Alexandra Saab

Christmas comes early to Alexandra Saab’s home in Pinecrest. Right after Halloween, Saab and her mother bring out the Christmas lights and begin to create the Winter Wonderland that thousands of people come and visit throughout the Holiday season.

“It takes a month to put them up,” Saab says. “We turn them off around the third or fourth of January.”

The family has been putting up the 250,000-light display for the past 16 years. In the last few years, the display has helped raise money for St. Jude’s Hospital. “My cousin, when he was little, had a brain tumor, when he was three or four. He’s 10 now,” she says. “St. Jude’s was great. After that, we started collecting donations.”

The Saab house is located on Southwest 104th Street and 60th Avenue, near Pinecrest Elementary. Saab says the lights are easier to take down than put up, but putting them away is an ordeal.

“We rent a U-Haul,” she says. “When my brother went to the University of Miami, we had his fraternity brothers helping us; but not anymore.”

While it all sounds like it would be too much to handle, Saab says she likes working on the display.

“I find it very exciting when we put them up,” she says. “And to collect the donations is amazing. Every night we get donations. Even in this time of economic despair, people are willing to give.”

Putting up the light display is a family affair.

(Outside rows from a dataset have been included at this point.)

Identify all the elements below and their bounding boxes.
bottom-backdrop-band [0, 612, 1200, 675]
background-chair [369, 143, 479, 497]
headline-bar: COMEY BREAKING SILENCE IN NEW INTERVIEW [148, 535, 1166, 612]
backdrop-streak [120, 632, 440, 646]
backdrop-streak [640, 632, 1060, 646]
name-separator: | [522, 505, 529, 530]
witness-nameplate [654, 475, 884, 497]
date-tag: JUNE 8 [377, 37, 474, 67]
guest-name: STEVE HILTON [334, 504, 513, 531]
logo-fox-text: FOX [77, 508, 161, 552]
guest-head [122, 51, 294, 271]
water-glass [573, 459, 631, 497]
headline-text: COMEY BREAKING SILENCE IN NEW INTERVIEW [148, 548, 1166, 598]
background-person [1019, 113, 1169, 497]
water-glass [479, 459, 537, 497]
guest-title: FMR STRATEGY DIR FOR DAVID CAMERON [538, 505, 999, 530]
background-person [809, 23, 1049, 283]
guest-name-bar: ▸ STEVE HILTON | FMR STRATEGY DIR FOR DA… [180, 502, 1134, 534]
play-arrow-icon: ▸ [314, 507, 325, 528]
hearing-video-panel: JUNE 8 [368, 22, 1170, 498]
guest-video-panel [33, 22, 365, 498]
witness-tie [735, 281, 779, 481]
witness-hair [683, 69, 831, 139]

Saab says one grandfather’s role is fixing broken light sets.

“Even when we changed from regular to LED, he learned how to fix the LED lights,” she says.

The LED lights do help them conserve some electricity, but the family’s electric bill goes up a few hundred dollars because of the display.

“Before LED, you couldn’t blow dry your hair or play video games at night because the power would go off,” she says. “We have a new electric box just for Christmas lights.”

The display does not stay stagnant. Each year they get new figures to add to those already being shown.

“Our neighbors bring us new figures. I guess they don’t want us to stop,” she says. In fact, she says, if they don’t start work on the display, neighbors come over to see what’s going on with the lights.

Saab is a senior at Palmetto High where she the school’s Silver Knight nominee in the Vocational Technical category.

“I’m big in television production at the school,” she says. “Last year we received the Excellence Award for Daily Broadcast at a national competition. This year on the national level we won a couple of awards, one called Sweet 16. You have 16 hours to put together a broadcast based on one word.”

She comes by her broadcast talent by way of her father, who was a radio DJ in Miami and still does voice over work. Saab is also a member of the school’s water polo team and she was on the swim team.

Outside of school, she plays beach volleyball and belly dances. She has 1,500 community service hours, including hours from working on the Mr. Panther event this year. Her community service and strong academics have earned her several college scholarship offers, including one from the University of Miami. Where ever she goes, she wants to end up in dental school and specialize in Oral Maxillofacial Dentistry.